Gaceta Fiscal

Noticias Fiscales 22 de junio de 1999


La Agencia Tributaria funcionó ayer con normalidad y Ruiz Jarabo dice que "la huelga ha fracasado" por la escasa representatividad de los convocantes.

La Agencia Tributaria ha afirmado que la jornada de huelga convocada por los sindicatos UGT, SIAT-USO y GESTHA tuvo un "escaso seguimiento", mientras que las centrales sostuvieron que tres de cada cuatro funcionarios del organismo se sumaron al paro en toda España.

El director de la Agencia Tributaria, Ignacio Ruiz-Jarabo, declaró que los servicios de asistencia a los contribuyentes se prestaron con normalidad y cifró en el 13,5 por ciento el seguimiento de la huelga, que coincidió con el último día de plazo para presentar las declaraciones de la renta que resulten positivas.

"Podemos afirmar que la huelga ha fracasado", dijo Ruiz-Jarabo, quien atribuyó el "escaso seguimiento" del paro a la baja representatividad que, según él, tienen los sindicatos convocantes entre los 25.000 funcionarios de la Agencia Tributaria.

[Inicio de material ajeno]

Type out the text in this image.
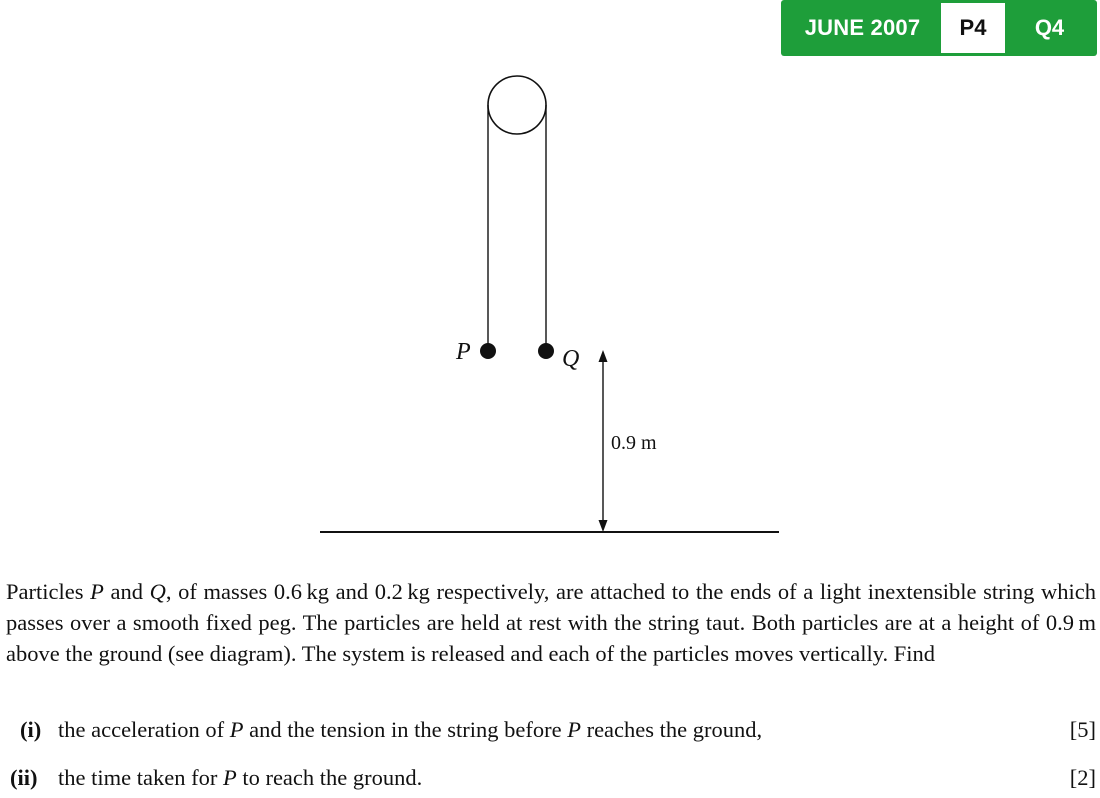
JUNE 2007	P4	Q4
P	Q
0.9 m

Particles P and Q, of masses 0.6 kg and 0.2 kg respectively, are attached to the ends of a light inextensible string which passes over a smooth fixed peg. The particles are held at rest with the string taut. Both particles are at a height of 0.9 m above the ground (see diagram). The system is released and each of the particles moves vertically. Find

(i) the acceleration of P and the tension in the string before P reaches the ground,	[5]
(ii) the time taken for P to reach the ground.	[2]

Ruiz-Jarabo aseguró que no se produjeron ni aglomeraciones de contribuyentes ni incidentes de relevancia en las oficinas de la Agencia.

Según UGT, SIAT-USO y GESTHA, el 75 por ciento de la plantilla participó en la huelga, cuyo propósito era demandar la equiparación de los salarios con las funciones que desempeñan los trabajadores y mayores promociones profesionales.

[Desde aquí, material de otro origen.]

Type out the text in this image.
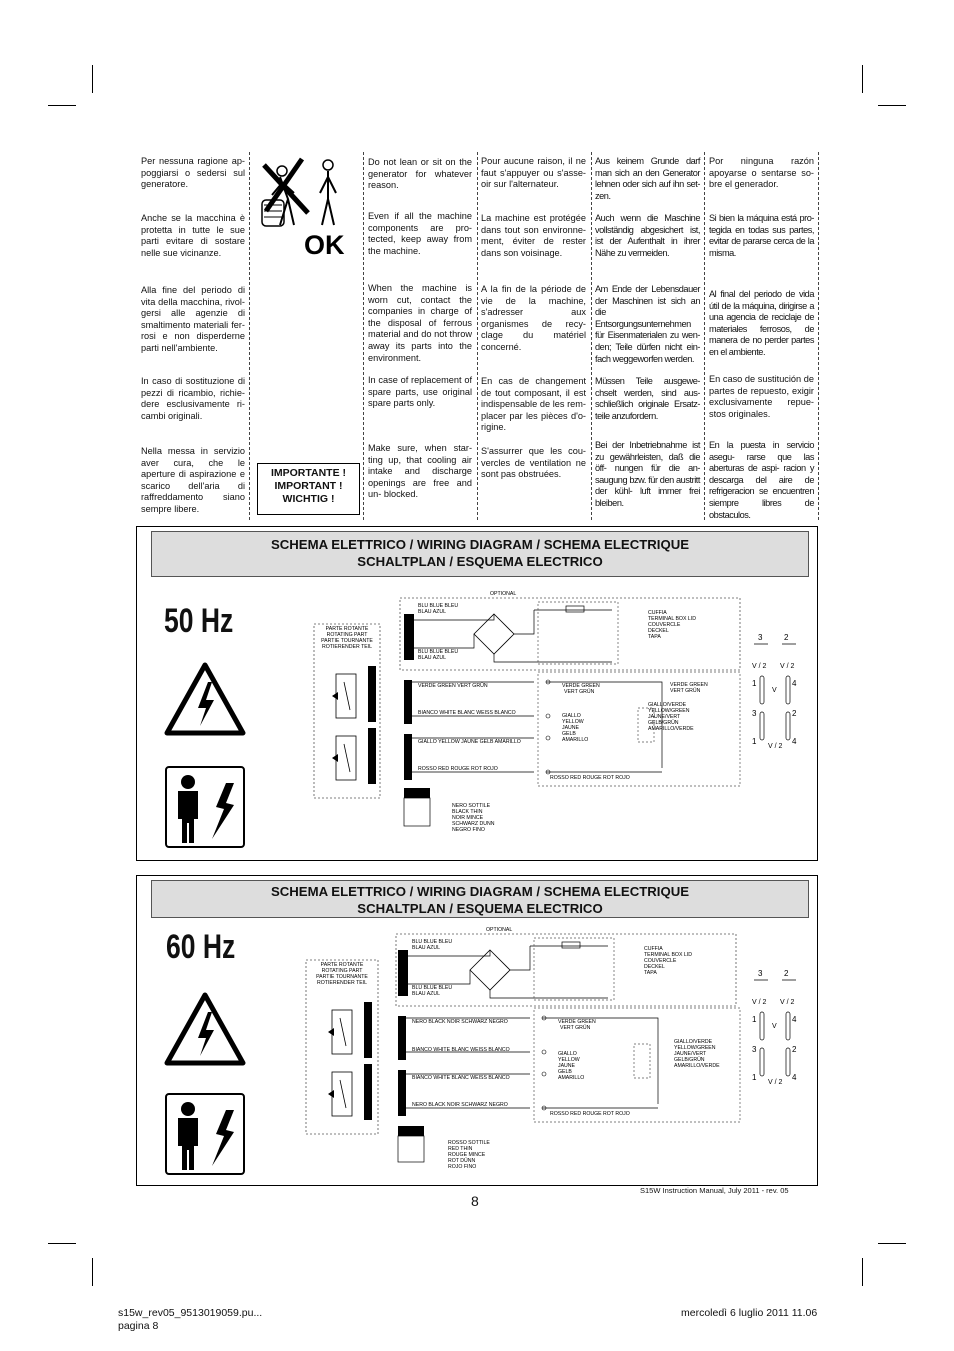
Per nessuna ragione ap- poggiarsi o sedersi sul generatore.
Anche se la macchina è protetta in tutte le sue parti evitare di sostare nelle sue vicinanze.
Alla fine del periodo di vita della macchina, rivol- gersi alle agenzie di smaltimento materiali fer- rosi e non disperderne parti nell'ambiente.
In caso di sostituzione di pezzi di ricambio, richie- dere esclusivamente ri- cambi originali.
Nella messa in servizio aver cura, che le aperture di aspirazione e scarico dell'aria di raffreddamento siano sempre libere.
Do not lean or sit on the generator for whatever reason.
Even if all the machine components are pro- tected, keep away from the machine.
When the machine is worn cut, contact the companies in charge of the disposal of ferrous material and do not throw away its parts into the environment.
In case of replacement of spare parts, use original spare parts only.
Make sure, when star- ting up, that cooling air intake and discharge openings are free and un- blocked.
Pour aucune raison, il ne faut s'appuyer ou s'asse- oir sur l'alternateur.
La machine est protégée dans tout son environne- ment, éviter de rester dans son voisinage.
A la fin de la période de vie de la machine, s'adresser aux organismes de recy- clage du matériel concerné.
En cas de changement de tout composant, il est indispensable de les rem- placer par les pièces d'o- rigine.
S'assurrer que les cou- vercles de ventilation ne sont pas obstruées.
Aus keinem Grunde darf man sich an den Generator lehnen oder sich auf ihn set- zen.
Auch wenn die Maschine vollständig abgesichert ist, ist der Aufenthalt in ihrer Nähe zu vermeiden.
Am Ende der Lebensdauer der Maschinen ist sich an die Entsorgungsunternehmen für Eisenmaterialen zu wen- den; Teile dürfen nicht ein- fach weggeworfen werden.
Müssen Teile ausgewe- chselt werden, sind aus- schließlich originale Ersatz- teile anzufordern.
Bei der Inbetriebnahme ist zu gewährleisten, daß die öff- nungen für die an-saugung bzw. für den austritt der kühl- luft immer frei bleiben.
Por ninguna razón apoyarse o sentarse so- bre el generador.
Si bien la máquina está pro- tegida en todas sus partes, evitar de pararse cerca de la misma.
Al final del periodo de vida útil de la máquina, dirigirse a una agencia de reciclaje de materiales ferrosos, de manera de no perder partes en el ambiente.
En caso de sustitución de partes de repuesto, exigir exclusivamente repue- stos originales.
En la puesta in servicio asegu- rarse que las aberturas de aspi- racion y descarga del aire de refrigeracion se encuentren siempre libres de obstaculos.
OK
IMPORTANTE !
IMPORTANT !
WICHTIG !
SCHEMA ELETTRICO / WIRING DIAGRAM / SCHEMA ELECTRIQUE
SCHALTPLAN / ESQUEMA ELECTRICO
50 Hz	PARTE ROTANTE
ROTATING PART
PARTIE TOURNANTE
ROTIERENDER TEIL
OPTIONAL
BLU BLUE BLEU
BLAU AZUL
BLU BLUE BLEU
BLAU AZUL
CUFFIA
TERMINAL BOX LID
COUVERCLE
DECKEL
TAPA
VERDE GREEN VERT GRÜN
BIANCO WHITE BLANC WEISS BLANCO
GIALLO YELLOW JAUNE GELB AMARILLO
ROSSO RED ROUGE ROT ROJO
VERDE GREEN
VERT GRÜN
GIALLO
YELLOW
JAUNE
GELB
AMARILLO
ROSSO RED ROUGE ROT ROJO
VERDE GREEN
VERT GRÜN
GIALLO/VERDE
YELLOW/GREEN
JAUNE/VERT
GELB/GRÜN
AMARILLO/VERDE
3	2
V / 2 V / 2
1	4
V
3	2
1	4
V / 2
NERO SOTTILE
BLACK THIN
NOIR MINCE
SCHWARZ DUNN
NEGRO FINO
SCHEMA ELETTRICO / WIRING DIAGRAM / SCHEMA ELECTRIQUE
SCHALTPLAN / ESQUEMA ELECTRICO
60 Hz	PARTE ROTANTE
ROTATING PART
PARTIE TOURNANTE
ROTIERENDER TEIL
OPTIONAL
BLU BLUE BLEU
BLAU AZUL
BLU BLUE BLEU
BLAU AZUL
CUFFIA
TERMINAL BOX LID
COUVERCLE
DECKEL
TAPA
NERO BLACK NOIR SCHWARZ NEGRO
BIANCO WHITE BLANC WEISS BLANCO
BIANCO WHITE BLANC WEISS BLANCO
NERO BLACK NOIR SCHWARZ NEGRO
VERDE GREEN
VERT GRÜN
GIALLO
YELLOW
JAUNE
GELB
AMARILLO
ROSSO RED ROUGE ROT ROJO
GIALLO/VERDE
YELLOW/GREEN
JAUNE/VERT
GELB/GRÜN
AMARILLO/VERDE
3	2
V / 2 V / 2
1	4
V
3	2
1	4
V / 2
ROSSO SOTTILE
RED THIN
ROUGE MINCE
ROT DÜNN
ROJO FINO
S15W Instruction Manual, July 2011 - rev. 05
8
s15w_rev05_9513019059.pu...
pagina 8
mercoledì 6 luglio 2011 11.06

El secretario general de SIAT-USO, Javier de Vicente, declaró en una rueda de prensa que Asturias, Murcia y Canarias fueron las comunidades autónomas que registraron una mayor participación en el paro -de un sólo día de duración-, seguidas de las provincias de Málaga, Granada, Burgos, Valladolid, Segovia y Jaén.

Por el contrario, La Rioja, Aragón, Sevilla, Córdoba y León fueron las zonas con menor participación en la huelga, con un seguimiento inferior al 25 por ciento, dijo De Vicente.

Para paliar los efectos de la huelga, la Agencia Tributaria puso en marcha unos servicios mínimos del 8 por ciento -considerados "abusivos" por los sindicatos convocantes-, redujo el número de citas previas para confeccionar la declaración de la renta con el programa PADRE y tenía previsto ampliar los horarios de atención al público.

Los sindicatos CCOO, CSIF, CIG y ELA-STV decidieron el pasado viernes no sumarse a la huelga tras firmar un acuerdo con la dirección de la Agencia sobre redefinición de funciones e incentivos a la productividad.

Según Ruiz-Jarabo, el acuerdo tendrá un coste para la Agencia Tributaria que oscila entre los 400 y los 430 millones de pesetas.

El presidente de la Junta de Personal de la Agencia Tributaria y miembro de GESTHA, Gregorio Sánchez, denunció que el tres por ciento de la plantilla es el que se adjudica el noventa por ciento de las competencias y se reparte el sesenta por ciento de las retribuciones.

Respecto a la retirada de CCOO en la jornada de huelga, el secretario de UGT en la Agencia, Manuel Román, señaló que espera que se recupere "la cordura sindical" a la vista de los resultados, ya que, según sus palabras, "los trabajadores no han entendido que no apoyasen la huelga en el último momento".

En Madrid, donde la jornada de paro fue secundada entre un 35 y un 55 por ciento, según los sindicatos, se concentraron cerca de un centenar de personas ante la Agencia Tributaria a lo largo de la mañana.

Ruiz-Jarabo sostuvo que la campaña de la renta, que concluye el próximo 30 de junio para las declaraciones con derecho a devolución, se está desarrollando de manera "magnífica".

El director de la Agencia Tributaria destacó el incremento de los servicios de ayuda al contribuyente, la creciente utilización de las nuevas tecnologías en la confección de las declaraciones y la rapidez en la gestión de devoluciones.

Los representantes sindicales de USO, UGT y GESTHA, que dijeron representar al 65 por ciento de la plantilla, declararon que, de no resolverse el problema, se plantearán nuevas movilizaciones que tendrán la mayor repercusión posible para la gestión de la Agencia Tributaria y la mínima para el contribuyente.

Ruiz-Jarabo acusó a los sindicatos convocantes del paro de utilizar a los contribuyentes como "arma arrojadiza" para conseguir sus objetivos.